The main reason for concern according to Parisot was "the future of the eurozone."

Having just returned from a B20 meeting of bosses from the world's leading economies in Mexico, Parisot said that "among French, European and non European bosses, you could feel the anxiety, the concern was great."

The way forward, she suggested, was "a giant European step" towards greater integration.

Technical considerations were "secondary to the need for a new governance that is more democratic, simpler, clearer and more accessible."

"We call today on European political leaders, regardless of their party, to act as statesmen and provide momentum" that could take the European Union beyond "classical schemas," Parisot said.

The French boss said she was convinced that new French President Francois Hollande was "conscious of how serious the situation is."

Parisot added that observers were convinced "that everything depends on the Franco-German couple" and that "something determined has to happen at that level."

Relations between France and Germany have cooled since Hollande took office but analysts note that the two biggest eurozone economies have always reached compromises in the past that allowed the bloc to move forward.

Meanwhile, Parisot also warned that the French business sector was "seized by a kind of dismay" and feared being "strangled" by shrinking profit margins, falling orders and treasury tensions.

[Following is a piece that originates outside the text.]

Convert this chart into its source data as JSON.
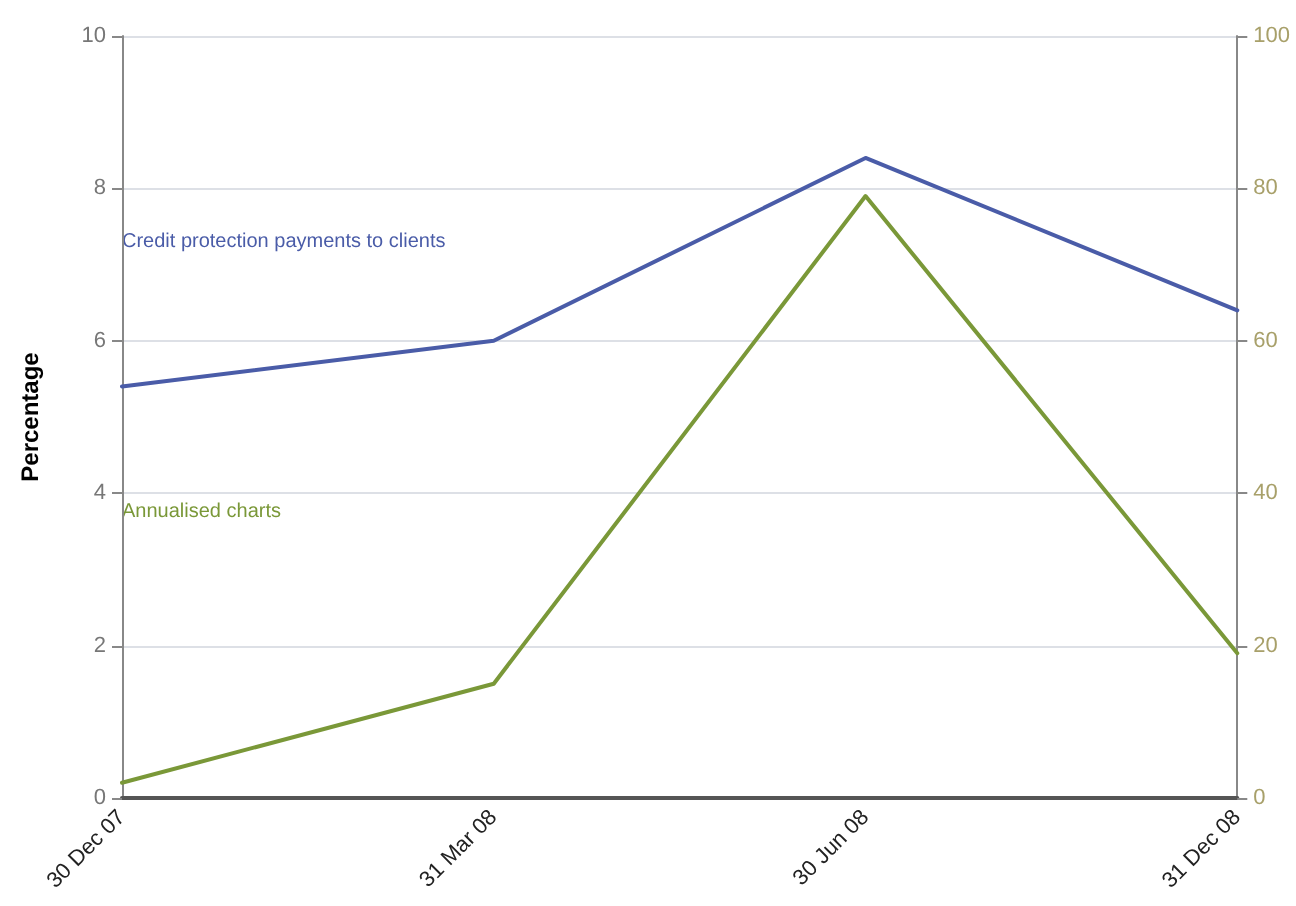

She urged Hollande and the newly elected, Socialist-dominated French parliament to "weigh the circumstances and think about their decisions in light of that."

Business investment and hiring could suffer from uncertainty faced by French companies, she said.

Earlier on Tuesday the national statistics office INSEE reported that French industrial sentiment had dropped by one point to 92 points in June, pushing further below its long-term average of 100.

The outlook also remained negative, the statistics office added.